Face Off: Jabari Parker vs. Andrew Wiggins
It amazes me people are downgrading Randle further each day. He may be a bit selfish which is the main knock against him in my mind. But he will be dominant on most nights. And he's got a fire to be great. I just hope he doesnt go to a team which extinguishes that fire with all the losing. He's gonna be moody when he's not winning.
He has big hands, so help me god, big hands. Well that's about as useless a stat as there ever was. Most guys with huge hands can't shoot for crap
I think Randle is a heck of a talent. He can put up Zach Randolph like numbers with an edge in athleticism. Pure upside though, Noah likely has the edge.
Noah is much like Tyrus Thomas to me without the elite athleticsim. They continue to state how he's better athletically, but sometimes combine measurements doesn't always equate to the court. I've watch Noah's games and he doesn't play above the rim at all... He's a bit awkard finishing, which is something that's alarming to me. Also, Noah shot 33, 3pt shots this season. I'm not going to call him a great shooter just yet, although that is admirable.

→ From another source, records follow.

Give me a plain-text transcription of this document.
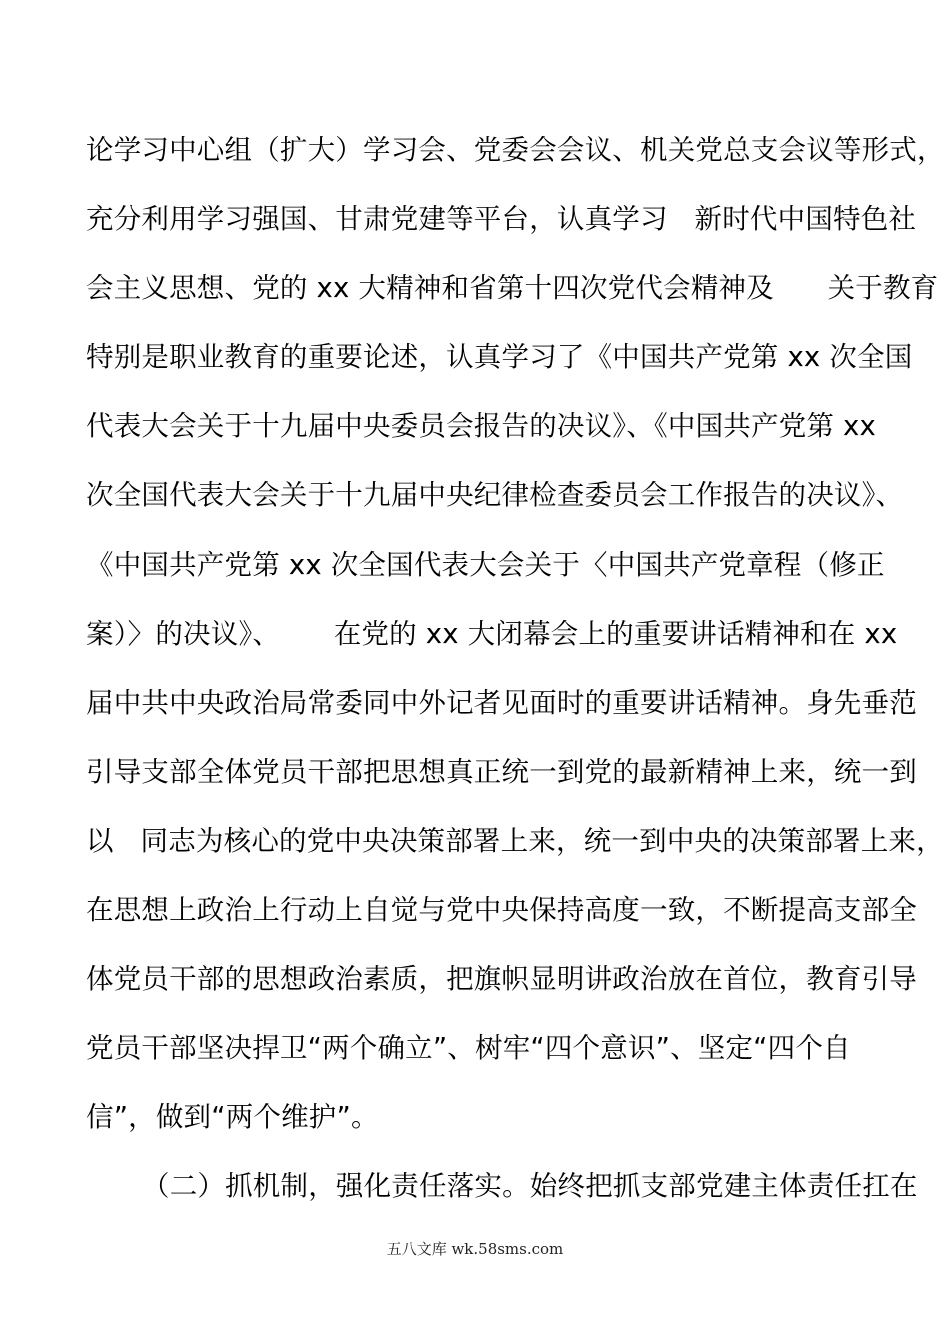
论学习中心组（扩大）学习会、党委会会议、机关党总支会议等形式，
充分利用学习强国、甘肃党建等平台，认真学习   新时代中国特色社
会主义思想、党的 xx 大精神和省第十四次党代会精神及      关于教育
特别是职业教育的重要论述，认真学习了《中国共产党第 xx 次全国
代表大会关于十九届中央委员会报告的决议》、《中国共产党第 xx
次全国代表大会关于十九届中央纪律检查委员会工作报告的决议》、
《中国共产党第 xx 次全国代表大会关于〈中国共产党章程（修正
案）〉的决议》、      在党的 xx 大闭幕会上的重要讲话精神和在 xx
届中共中央政治局常委同中外记者见面时的重要讲话精神。身先垂范
引导支部全体党员干部把思想真正统一到党的最新精神上来，统一到
以   同志为核心的党中央决策部署上来，统一到中央的决策部署上来，
在思想上政治上行动上自觉与党中央保持高度一致，不断提高支部全
体党员干部的思想政治素质，把旗帜显明讲政治放在首位，教育引导
党员干部坚决捍卫“两个确立”、树牢“四个意识”、坚定“四个自
信”，做到“两个维护”。
（二）抓机制，强化责任落实。始终把抓支部党建主体责任扛在
五八文库 wk.58sms.com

Another thing that fall by the wayside. If you put Julius Randle on the Hoosiers no way in hell do they go to the NIT... Noah went to the NIT. The NIT... You can say well he didn't have a team all you want, but he's considered a Top 6 pick in a deep draft and was a 3rd option on his team (which shows you how ridiculous giving him excuses really is) and went to the NIT... Do that sound like the make of a great player to you guys? Especially picking him over players that showed us differently?
@ tuck243 - Damien Lilliard never made the NCAA tournament in 4 yrs, and I think it has worked out for Portland. I actually don't like Vonleh much as a player, and agree with most of your points, but remember, Kentucky was on the bubble until the very end of the season. A couple of bad breaks and they are in the NIT too. Again, I don't want Vonleh for other reasons, but just saying that not getting to the tournament does not mean that much.
These face to face threads need to add how compatible will be on the floor with other guys should they reach their potential. Will they require more role defined guys to fit around them, or can they succeed in a structured offence with multiple threats.